All who went from Austin to the grand Conclave at San Francisco report having a glorious good time in that Coty of Sin by the Golden Gate, and express no desire to come back yet. We read the elaborately glowing telegraphic accounts of the magnificent racket, and feel sympathizingly happy and excited. When our three Knights from Austin—Mc Kenney, Williamson and Nicholls—return, a grand reception awaits them. Everybody will be en masse; the Lander Brass Band will play "When Johnny Comes Marching Home," and other national airs and those Knights have got to march up Main street from the cars, doing the Conclave procession same as they did it at the Bay. Williamson must lead off as Commander of the Commandery, and the other two may follow in regular platoons and divisions. Austin’s subclavian artery throbs for the Conclave, and must have some of it.


Our local brewer of beer, whose name is Gus. Bauer, sometimes astonishes even himself in some things. On the 11th of June last he got a keg of double-extra good beer into his delivery wagon among the rest, and was passing along one of the upper streets, when suddenly a trouble occurred. The safety valve of that particular keg blew out, and created a serious commotion. All the other kegs went immediately overboard, and left room for that one keg to send a ferocious stream up about forty feet. The side wind of it blew Gus. off his seat, and a paralyzing stream went upward, baptizing the whole neighborhood. It subsided directly, and as soon as possible Gus. pulled that keg out of his wagon. There was only one gallon out of the twenty left in it, and that he gave to an old lady who lived close by, and who with the other astonished neighbors had witnessed the calamity. The beer looked flat and innocent enough then, and she put it into five bottles. That same night four of them blew out their corks, upsetting a shelf full of crockery above them, and sounding like the Fourth of July. She got a bit of baling rope over the cork of the fifth bottle, made a clove hitch around the neck, two turns under the bottom, and then hauled taut and belayed the end to one of the corner timbers of the cellar. Then she barricaded it safely with stove-wood and dry goods boxes, and sent for Gus. to come and take it away. But no; he delights in keeping her terrorized, and she wants to sell out and leave.

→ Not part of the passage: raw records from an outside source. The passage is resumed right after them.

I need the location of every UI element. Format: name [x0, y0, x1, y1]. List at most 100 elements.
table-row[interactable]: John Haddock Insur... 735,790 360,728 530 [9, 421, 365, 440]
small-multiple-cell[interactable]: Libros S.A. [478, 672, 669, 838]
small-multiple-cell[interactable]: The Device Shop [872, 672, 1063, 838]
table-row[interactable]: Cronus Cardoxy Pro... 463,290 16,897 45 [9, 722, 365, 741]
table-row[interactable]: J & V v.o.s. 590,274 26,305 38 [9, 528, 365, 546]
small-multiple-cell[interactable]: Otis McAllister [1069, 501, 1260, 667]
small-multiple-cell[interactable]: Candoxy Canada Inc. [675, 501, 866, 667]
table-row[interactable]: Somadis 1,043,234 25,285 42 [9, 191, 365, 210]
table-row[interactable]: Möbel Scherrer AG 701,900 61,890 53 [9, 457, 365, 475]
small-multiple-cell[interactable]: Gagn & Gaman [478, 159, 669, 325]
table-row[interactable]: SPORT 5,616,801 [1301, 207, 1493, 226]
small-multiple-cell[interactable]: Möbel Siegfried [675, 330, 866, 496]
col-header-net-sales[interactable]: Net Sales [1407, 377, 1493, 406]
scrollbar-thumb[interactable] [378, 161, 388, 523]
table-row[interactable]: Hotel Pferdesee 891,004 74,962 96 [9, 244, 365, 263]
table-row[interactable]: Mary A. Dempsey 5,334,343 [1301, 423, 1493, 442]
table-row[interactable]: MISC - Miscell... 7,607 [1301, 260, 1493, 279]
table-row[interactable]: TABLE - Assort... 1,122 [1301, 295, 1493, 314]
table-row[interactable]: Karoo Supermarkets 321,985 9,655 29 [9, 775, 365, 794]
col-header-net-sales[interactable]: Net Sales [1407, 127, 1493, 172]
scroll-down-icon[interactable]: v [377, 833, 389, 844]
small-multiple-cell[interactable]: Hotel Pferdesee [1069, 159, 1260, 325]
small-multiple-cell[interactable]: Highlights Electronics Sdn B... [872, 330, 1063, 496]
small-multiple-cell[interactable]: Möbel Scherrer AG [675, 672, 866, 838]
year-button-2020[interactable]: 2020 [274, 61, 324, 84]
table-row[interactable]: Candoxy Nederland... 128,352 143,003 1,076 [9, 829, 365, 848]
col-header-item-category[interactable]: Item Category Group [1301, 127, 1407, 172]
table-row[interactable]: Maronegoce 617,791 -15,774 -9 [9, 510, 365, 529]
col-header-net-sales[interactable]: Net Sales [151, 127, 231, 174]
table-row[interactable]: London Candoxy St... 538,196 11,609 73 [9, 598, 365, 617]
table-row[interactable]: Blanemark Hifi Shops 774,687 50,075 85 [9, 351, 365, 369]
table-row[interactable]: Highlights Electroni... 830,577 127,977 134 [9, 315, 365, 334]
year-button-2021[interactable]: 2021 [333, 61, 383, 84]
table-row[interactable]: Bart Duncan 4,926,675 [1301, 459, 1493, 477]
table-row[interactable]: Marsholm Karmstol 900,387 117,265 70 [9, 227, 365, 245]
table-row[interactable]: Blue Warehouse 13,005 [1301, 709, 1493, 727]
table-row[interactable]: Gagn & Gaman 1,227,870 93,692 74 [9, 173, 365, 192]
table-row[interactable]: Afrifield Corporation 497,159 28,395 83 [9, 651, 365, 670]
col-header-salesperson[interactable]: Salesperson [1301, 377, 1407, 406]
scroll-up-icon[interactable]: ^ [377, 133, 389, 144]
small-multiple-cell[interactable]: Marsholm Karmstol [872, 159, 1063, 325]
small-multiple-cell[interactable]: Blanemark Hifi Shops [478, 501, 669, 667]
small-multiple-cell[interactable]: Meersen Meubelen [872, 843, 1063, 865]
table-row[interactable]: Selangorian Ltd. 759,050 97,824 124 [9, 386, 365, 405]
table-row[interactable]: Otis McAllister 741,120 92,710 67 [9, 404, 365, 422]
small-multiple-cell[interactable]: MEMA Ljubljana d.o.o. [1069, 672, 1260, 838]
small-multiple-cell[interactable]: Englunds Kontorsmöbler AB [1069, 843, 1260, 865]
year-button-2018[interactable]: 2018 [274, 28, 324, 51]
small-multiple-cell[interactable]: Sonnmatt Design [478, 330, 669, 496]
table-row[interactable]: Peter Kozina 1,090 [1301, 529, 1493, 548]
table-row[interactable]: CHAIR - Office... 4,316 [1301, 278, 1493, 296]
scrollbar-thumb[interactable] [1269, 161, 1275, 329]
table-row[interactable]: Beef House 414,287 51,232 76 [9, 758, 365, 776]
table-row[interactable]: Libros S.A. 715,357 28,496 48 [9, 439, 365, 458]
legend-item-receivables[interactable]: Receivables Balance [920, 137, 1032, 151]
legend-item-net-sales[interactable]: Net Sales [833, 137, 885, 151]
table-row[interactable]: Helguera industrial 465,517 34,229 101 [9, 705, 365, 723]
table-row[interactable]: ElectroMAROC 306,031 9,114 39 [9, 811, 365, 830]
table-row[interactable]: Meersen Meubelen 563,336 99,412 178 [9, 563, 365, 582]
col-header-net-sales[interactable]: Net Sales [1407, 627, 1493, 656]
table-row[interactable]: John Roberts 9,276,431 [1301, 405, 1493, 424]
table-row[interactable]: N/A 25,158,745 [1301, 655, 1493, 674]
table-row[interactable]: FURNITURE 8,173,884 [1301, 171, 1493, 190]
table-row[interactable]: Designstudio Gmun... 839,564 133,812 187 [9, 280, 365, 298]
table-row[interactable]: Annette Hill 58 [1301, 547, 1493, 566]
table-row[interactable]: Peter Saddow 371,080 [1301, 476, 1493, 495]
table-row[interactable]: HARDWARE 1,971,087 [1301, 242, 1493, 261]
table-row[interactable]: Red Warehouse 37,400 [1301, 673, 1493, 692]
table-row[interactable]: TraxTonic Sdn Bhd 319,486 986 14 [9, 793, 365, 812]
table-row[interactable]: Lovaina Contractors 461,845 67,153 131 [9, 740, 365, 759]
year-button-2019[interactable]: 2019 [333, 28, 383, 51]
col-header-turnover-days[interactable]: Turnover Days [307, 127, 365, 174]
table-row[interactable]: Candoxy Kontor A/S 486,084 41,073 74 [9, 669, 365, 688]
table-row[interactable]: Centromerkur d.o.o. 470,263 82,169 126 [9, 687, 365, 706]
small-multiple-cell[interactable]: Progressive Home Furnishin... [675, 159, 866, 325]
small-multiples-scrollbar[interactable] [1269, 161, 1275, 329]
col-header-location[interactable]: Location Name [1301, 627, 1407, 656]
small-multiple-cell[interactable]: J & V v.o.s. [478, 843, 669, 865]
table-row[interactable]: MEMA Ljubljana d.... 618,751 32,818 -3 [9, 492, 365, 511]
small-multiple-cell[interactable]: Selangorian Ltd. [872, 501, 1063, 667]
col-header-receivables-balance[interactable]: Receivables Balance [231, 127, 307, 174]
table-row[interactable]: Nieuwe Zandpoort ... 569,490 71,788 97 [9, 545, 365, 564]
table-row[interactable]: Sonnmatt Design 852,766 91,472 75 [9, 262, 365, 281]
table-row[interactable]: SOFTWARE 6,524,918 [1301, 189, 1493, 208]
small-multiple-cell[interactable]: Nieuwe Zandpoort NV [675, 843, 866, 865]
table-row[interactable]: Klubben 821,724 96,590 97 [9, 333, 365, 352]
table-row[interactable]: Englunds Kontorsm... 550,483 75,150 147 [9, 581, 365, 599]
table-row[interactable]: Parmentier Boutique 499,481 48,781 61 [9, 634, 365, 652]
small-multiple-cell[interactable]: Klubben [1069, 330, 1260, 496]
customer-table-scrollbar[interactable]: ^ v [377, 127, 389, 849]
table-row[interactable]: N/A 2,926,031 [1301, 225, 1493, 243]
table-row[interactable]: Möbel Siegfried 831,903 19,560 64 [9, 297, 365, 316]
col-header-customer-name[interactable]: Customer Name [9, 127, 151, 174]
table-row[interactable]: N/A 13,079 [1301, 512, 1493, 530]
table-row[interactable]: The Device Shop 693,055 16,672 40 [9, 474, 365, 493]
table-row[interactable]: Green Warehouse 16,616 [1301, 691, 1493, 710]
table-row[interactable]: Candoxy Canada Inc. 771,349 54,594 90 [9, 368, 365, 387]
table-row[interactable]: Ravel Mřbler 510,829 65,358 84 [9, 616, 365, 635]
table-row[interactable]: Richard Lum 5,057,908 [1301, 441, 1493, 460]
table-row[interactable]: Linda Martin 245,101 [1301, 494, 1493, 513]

Perhaps you Comstockers may be in the full enjoyment of choice, tender sirloin and porterhouse steaks, and perhaps you may not, but here in Eastern Nevada is where the fullest enjoyment of those coveted luxuries are best to be had at the present time. The feed everywhere is excellent, and the quality of the beef and mutton is consequently “away up” in quality, yet not unusually so in price. The people of Austin are getting fat on good meat. Why shouldn’t they? Here’s where it grows. Yet everybody may not have the requisite coin to buy with. Our butchers, however, are liberally benevolent, and allow nobody to starve. Sometimes I think the butcher is the truest and purest charity man in any community, generally speaking. He is always giving away something substantial and nourishing in the way of meat scraps, soup bones, liver or something of the sort, that poor, impecunious humanity stands in need of. The lordly Piute chieftain always respects the boss of the meat shop, and even the hungry yellow dog does not always appeal to him in vain.